You are so right about the importance of the CORRECT diagnosis!!
It was 14 years until we got the right one for our daughter, who was adopted from Eastern Europe. In the meantime, we were living in a nightmare, worsened by inaccurate diagnoses and hence, inappropriate treatment, advice, and school interventions. I have heard so many M.D.s, therapists, and school personnel say “diagnosis doesn’t matter; we treat the issues”.
While a piece of that is true, how one understands and approaches issues is quite different when they are the result of brain damage; that knowledge changes expectations and interventions.
I am now involved in raising awareness about FASD in the State of California. Our
website is: http://www.FASDCalifornia.org. It also lists resources in California.
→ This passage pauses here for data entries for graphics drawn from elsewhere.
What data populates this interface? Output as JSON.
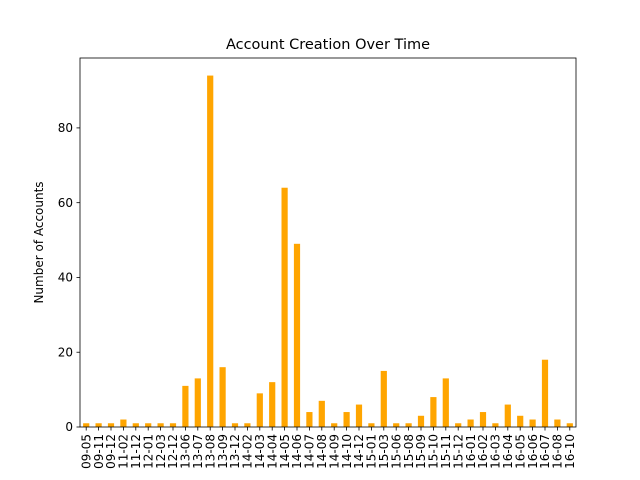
{
  "chart_data": {
    "type": "bar",
    "title": "Account Creation Over Time",
    "xlabel": "",
    "ylabel": "Number of Accounts",
    "ylim": [
      0,
      98.7
    ],
    "yticks": [
      0,
      20,
      40,
      60,
      80
    ],
    "grid": false,
    "legend": "none",
    "bar_color": "#FFA500",
    "categories": [
      "09-05",
      "09-11",
      "09-12",
      "11-02",
      "11-12",
      "12-01",
      "12-03",
      "12-12",
      "13-06",
      "13-07",
      "13-08",
      "13-09",
      "13-12",
      "14-02",
      "14-03",
      "14-04",
      "14-05",
      "14-06",
      "14-07",
      "14-08",
      "14-09",
      "14-10",
      "14-12",
      "15-01",
      "15-03",
      "15-06",
      "15-08",
      "15-09",
      "15-10",
      "15-11",
      "15-12",
      "16-01",
      "16-02",
      "16-03",
      "16-04",
      "16-05",
      "16-06",
      "16-07",
      "16-08",
      "16-10"
    ],
    "tick_labels": [
      "09-05",
      "09-11",
      "09-12",
      "11-02",
      "11-12",
      "12-01",
      "12-03",
      "12-12",
      "13-06",
      "13-07",
      "13-08",
      "13-09",
      "13-12",
      "14-02",
      "14-03",
      "14-04",
      "14-05",
      "14-06",
      "14-07",
      "14-08",
      "14-09",
      "14-10",
      "14-12",
      "15-01",
      "15-03",
      "15-06",
      "15-08",
      "15-09",
      "15-10",
      "15-11",
      "15-12",
      "16-01",
      "16-02",
      "16-03",
      "16-04",
      "16-05",
      "16-06",
      "16-07",
      "16-08",
      "16-10"
    ],
    "values": [
      1,
      1,
      1,
      2,
      1,
      1,
      1,
      1,
      11,
      13,
      94,
      16,
      1,
      1,
      9,
      12,
      64,
      49,
      4,
      7,
      1,
      4,
      6,
      1,
      15,
      1,
      1,
      3,
      8,
      13,
      1,
      2,
      4,
      1,
      6,
      3,
      2,
      18,
      2,
      1
    ]
  }
}
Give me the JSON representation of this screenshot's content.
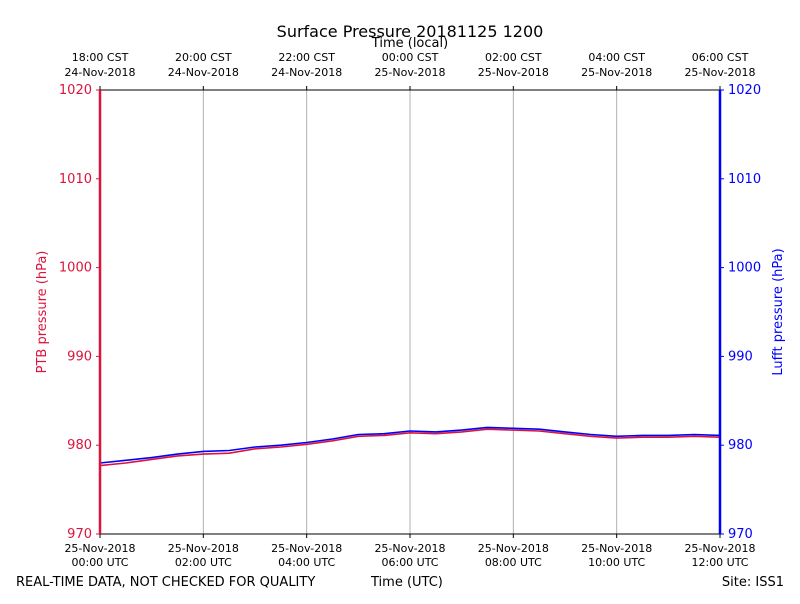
{
  "chart_data": {
    "type": "line",
    "title": "Surface Pressure 20181125 1200",
    "xlabel_bottom": "Time (UTC)",
    "xlabel_top": "Time (local)",
    "ylabel_left": "PTB pressure (hPa)",
    "ylabel_right": "Lufft pressure (hPa)",
    "ylim": [
      970,
      1020
    ],
    "y_ticks": [
      "970",
      "980",
      "990",
      "1000",
      "1010",
      "1020"
    ],
    "x_range": [
      "2018-11-25 00:00 UTC",
      "2018-11-25 12:00 UTC"
    ],
    "x_ticks_bottom": [
      {
        "date": "25-Nov-2018",
        "time": "00:00 UTC"
      },
      {
        "date": "25-Nov-2018",
        "time": "02:00 UTC"
      },
      {
        "date": "25-Nov-2018",
        "time": "04:00 UTC"
      },
      {
        "date": "25-Nov-2018",
        "time": "06:00 UTC"
      },
      {
        "date": "25-Nov-2018",
        "time": "08:00 UTC"
      },
      {
        "date": "25-Nov-2018",
        "time": "10:00 UTC"
      },
      {
        "date": "25-Nov-2018",
        "time": "12:00 UTC"
      }
    ],
    "x_ticks_top": [
      {
        "time": "18:00 CST",
        "date": "24-Nov-2018"
      },
      {
        "time": "20:00 CST",
        "date": "24-Nov-2018"
      },
      {
        "time": "22:00 CST",
        "date": "24-Nov-2018"
      },
      {
        "time": "00:00 CST",
        "date": "25-Nov-2018"
      },
      {
        "time": "02:00 CST",
        "date": "25-Nov-2018"
      },
      {
        "time": "04:00 CST",
        "date": "25-Nov-2018"
      },
      {
        "time": "06:00 CST",
        "date": "25-Nov-2018"
      }
    ],
    "grid": "vertical",
    "series": [
      {
        "name": "PTB pressure (hPa)",
        "axis": "left",
        "color": "#dc143c",
        "x_hours_utc": [
          0,
          0.5,
          1,
          1.5,
          2,
          2.5,
          3,
          3.5,
          4,
          4.5,
          5,
          5.5,
          6,
          6.5,
          7,
          7.5,
          8,
          8.5,
          9,
          9.5,
          10,
          10.5,
          11,
          11.5,
          12
        ],
        "values": [
          977.7,
          978.0,
          978.4,
          978.8,
          979.0,
          979.1,
          979.6,
          979.8,
          980.1,
          980.5,
          981.0,
          981.1,
          981.4,
          981.3,
          981.5,
          981.8,
          981.7,
          981.6,
          981.3,
          981.0,
          980.8,
          980.9,
          980.9,
          981.0,
          980.9
        ]
      },
      {
        "name": "Lufft pressure (hPa)",
        "axis": "right",
        "color": "#0000ff",
        "x_hours_utc": [
          0,
          0.5,
          1,
          1.5,
          2,
          2.5,
          3,
          3.5,
          4,
          4.5,
          5,
          5.5,
          6,
          6.5,
          7,
          7.5,
          8,
          8.5,
          9,
          9.5,
          10,
          10.5,
          11,
          11.5,
          12
        ],
        "values": [
          978.0,
          978.3,
          978.6,
          979.0,
          979.3,
          979.4,
          979.8,
          980.0,
          980.3,
          980.7,
          981.2,
          981.3,
          981.6,
          981.5,
          981.7,
          982.0,
          981.9,
          981.8,
          981.5,
          981.2,
          981.0,
          981.1,
          981.1,
          981.2,
          981.1
        ]
      }
    ]
  },
  "footer": {
    "quality_note": "REAL-TIME DATA, NOT CHECKED FOR QUALITY",
    "xlabel": "Time (UTC)",
    "site": "Site: ISS1"
  }
}
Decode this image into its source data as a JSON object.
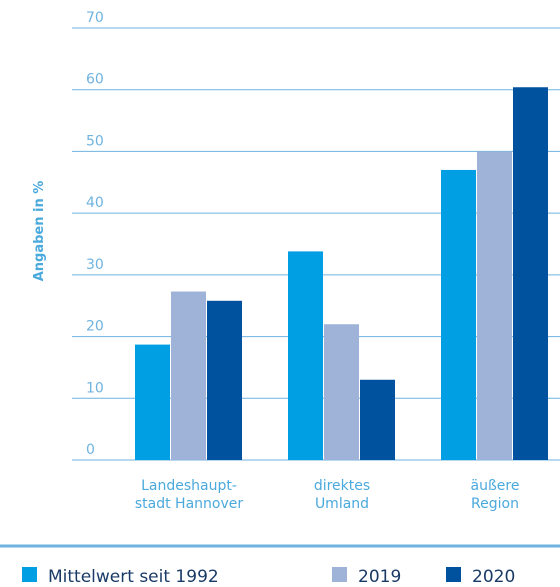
{
  "chart_data": {
    "type": "bar",
    "ylabel": "Angaben in %",
    "ylim": [
      0,
      70
    ],
    "yticks": [
      "0",
      "10",
      "20",
      "30",
      "40",
      "50",
      "60",
      "70"
    ],
    "categories": [
      [
        "Landeshaupt-",
        "stadt Hannover"
      ],
      [
        "direktes",
        "Umland"
      ],
      [
        "äußere",
        "Region"
      ]
    ],
    "series": [
      {
        "name": "Mittelwert seit 1992",
        "values": [
          18.7,
          33.8,
          47.0
        ],
        "color": "#009ee3"
      },
      {
        "name": "2019",
        "values": [
          27.3,
          22.0,
          50.0
        ],
        "color": "#9fb3d8"
      },
      {
        "name": "2020",
        "values": [
          25.8,
          13.0,
          60.4
        ],
        "color": "#00519e"
      }
    ],
    "grid": true,
    "legend_position": "bottom"
  }
}
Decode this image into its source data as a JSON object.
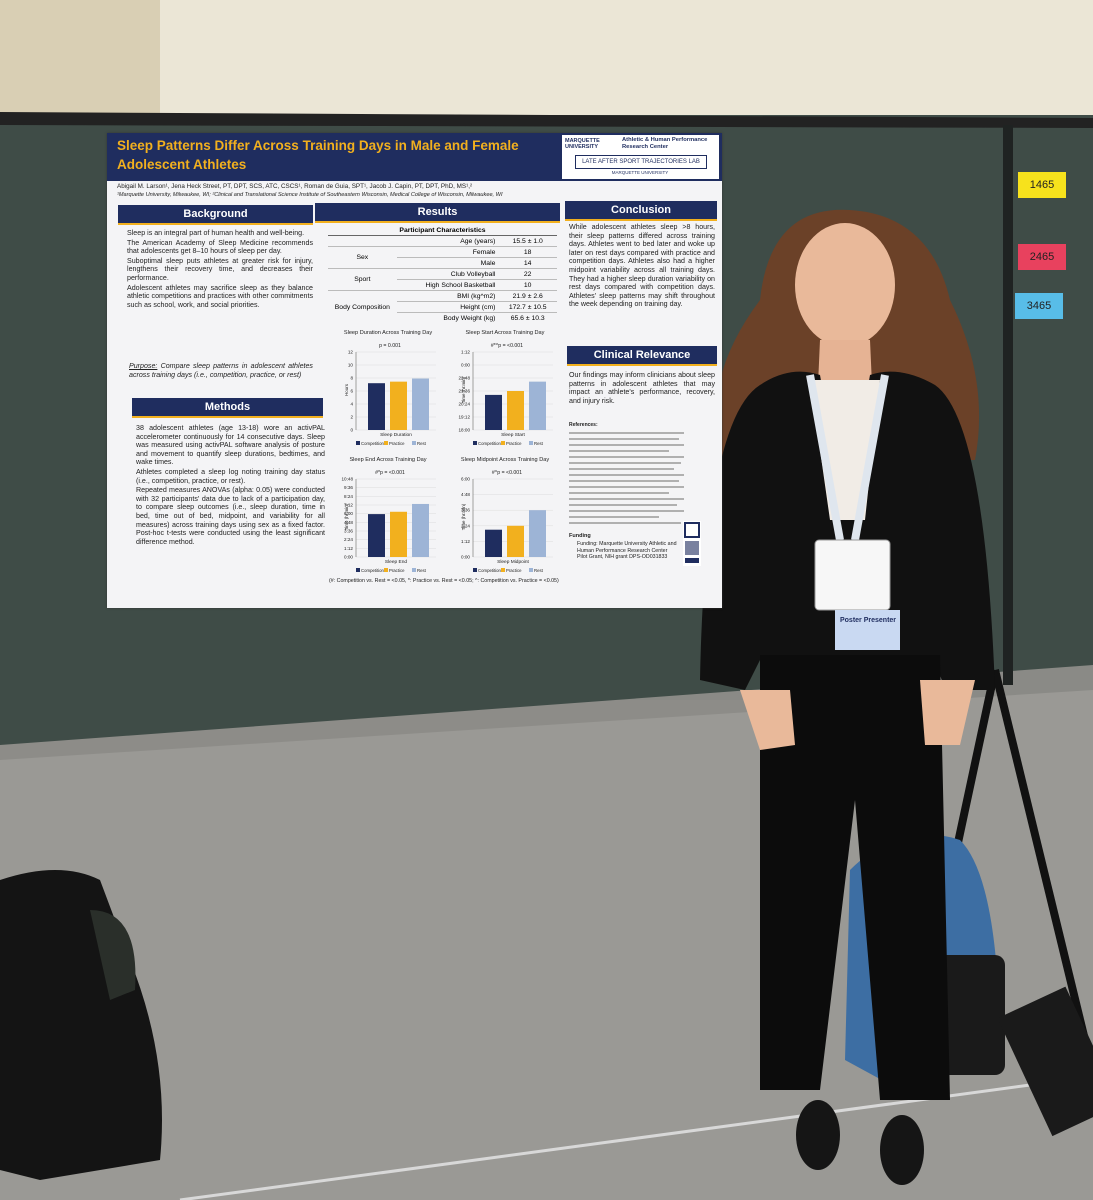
{
  "poster": {
    "title": "Sleep Patterns Differ Across Training Days in Male and Female Adolescent Athletes",
    "institution": "MARQUETTE UNIVERSITY",
    "center": "Athletic & Human Performance Research Center",
    "lab": "LATE AFTER SPORT TRAJECTORIES LAB",
    "lab_sub": "MARQUETTE UNIVERSITY",
    "authors": "Abigail M. Larson¹, Jena Heck Street, PT, DPT, SCS, ATC, CSCS¹, Roman de Guia, SPT¹, Jacob J. Capin, PT, DPT, PhD, MS¹,²",
    "affiliations": "¹Marquette University, Milwaukee, WI; ²Clinical and Translational Science Institute of Southeastern Wisconsin, Medical College of Wisconsin, Milwaukee, WI",
    "background": {
      "heading": "Background",
      "bullets": [
        "Sleep is an integral part of human health and well-being.",
        "The American Academy of Sleep Medicine recommends that adolescents get 8–10 hours of sleep per day.",
        "Suboptimal sleep puts athletes at greater risk for injury, lengthens their recovery time, and decreases their performance.",
        "Adolescent athletes may sacrifice sleep as they balance athletic competitions and practices with other commitments such as school, work, and social priorities."
      ],
      "purpose_label": "Purpose:",
      "purpose": "Compare sleep patterns in adolescent athletes across training days (i.e., competition, practice, or rest)"
    },
    "methods": {
      "heading": "Methods",
      "bullets": [
        "38 adolescent athletes (age 13-18) wore an activPAL accelerometer continuously for 14 consecutive days. Sleep was measured using activPAL software analysis of posture and movement to quantify sleep durations, bedtimes, and wake times.",
        "Athletes completed a sleep log noting training day status (i.e., competition, practice, or rest).",
        "Repeated measures ANOVAs (alpha: 0.05) were conducted with 32 participants' data due to lack of a participation day, to compare sleep outcomes (i.e., sleep duration, time in bed, time out of bed, midpoint, and variability for all measures) across training days using sex as a fixed factor. Post-hoc t-tests were conducted using the least significant difference method."
      ]
    },
    "results": {
      "heading": "Results",
      "table": {
        "title": "Participant Characteristics",
        "groups": [
          {
            "rows": [
              {
                "label": "Age (years)",
                "value": "15.5 ± 1.0"
              }
            ]
          },
          {
            "name": "Sex",
            "rows": [
              {
                "label": "Female",
                "value": "18"
              },
              {
                "label": "Male",
                "value": "14"
              }
            ]
          },
          {
            "name": "Sport",
            "rows": [
              {
                "label": "Club Volleyball",
                "value": "22"
              },
              {
                "label": "High School Basketball",
                "value": "10"
              }
            ]
          },
          {
            "name": "Body Composition",
            "rows": [
              {
                "label": "BMI (kg^m2)",
                "value": "21.9 ± 2.6"
              },
              {
                "label": "Height (cm)",
                "value": "172.7 ± 10.5"
              },
              {
                "label": "Body Weight (kg)",
                "value": "65.6 ± 10.3"
              }
            ]
          }
        ]
      },
      "legend": [
        "Competition",
        "Practice",
        "Rest"
      ],
      "charts": [
        {
          "title": "Sleep Duration Across Training Day",
          "p": "p = 0.001",
          "xlabel": "Sleep Duration",
          "ylabel": "Hours",
          "yticks": [
            "12",
            "10",
            "8",
            "6",
            "4",
            "2",
            "0"
          ]
        },
        {
          "title": "Sleep Start Across Training Day",
          "p": "#*^p = <0.001",
          "xlabel": "Sleep Start",
          "ylabel": "Time (hr:min)",
          "yticks": [
            "1:12",
            "0:00",
            "22:48",
            "21:36",
            "20:24",
            "19:12",
            "18:00"
          ]
        },
        {
          "title": "Sleep End Across Training Day",
          "p": "#*p = <0.001",
          "xlabel": "Sleep End",
          "ylabel": "Time (hr:min)",
          "yticks": [
            "10:48",
            "9:36",
            "8:24",
            "7:12",
            "6:00",
            "4:48",
            "3:36",
            "2:24",
            "1:12",
            "0:00"
          ]
        },
        {
          "title": "Sleep Midpoint Across Training Day",
          "p": "#^p = <0.001",
          "xlabel": "Sleep Midpoint",
          "ylabel": "Time (hr:min)",
          "yticks": [
            "6:00",
            "4:48",
            "3:36",
            "2:24",
            "1:12",
            "0:00"
          ]
        }
      ],
      "footnote": "(#: Competition vs. Rest = <0.05, *: Practice vs. Rest = <0.05; ^: Competition vs. Practice = <0.05)"
    },
    "conclusion": {
      "heading": "Conclusion",
      "text": "While adolescent athletes sleep >8 hours, their sleep patterns differed across training days. Athletes went to bed later and woke up later on rest days compared with practice and competition days. Athletes also had a higher midpoint variability across all training days. They had a higher sleep duration variability on rest days compared with competition days. Athletes' sleep patterns may shift throughout the week depending on training day."
    },
    "clinical": {
      "heading": "Clinical Relevance",
      "text": "Our findings may inform clinicians about sleep patterns in adolescent athletes that may impact an athlete's performance, recovery, and injury risk."
    },
    "references_heading": "References:",
    "funding": {
      "heading": "Funding",
      "text": "Funding: Marquette University Athletic and Human Performance Research Center Pilot Grant, NIH grant DPS-OD031833"
    }
  },
  "tags": [
    "1465",
    "2465",
    "3465"
  ],
  "badge": "Poster Presenter"
}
Thank you for this excellent article!
Thank you so much for this post. My parents pushed for my adopted brother to be evaluated in the late 1980’s against the advice of his pediatrician (his response was literally “What good will it do?”). He did receive a diagnosis of Fetal Alcohol Effects, and it definitely helped with understanding him and providing him services. I was JUST talking to my mother this past weekend about how if he was in school now, he would have (hopefully) received language therapy services for pragmatics which certainly would have helped (not that he didn’t receive any special education services, just not from an SLP). I currently have three students under the FAS umbrella on my caseload, and I always consider that with interventions, ways to address skills and strategies, etc.
Tahank you so much for this article and all information about fasd. I also want to ask? i know its language disorder associated with fasd. But could i also be comorbidity with dld in some cases? thank you!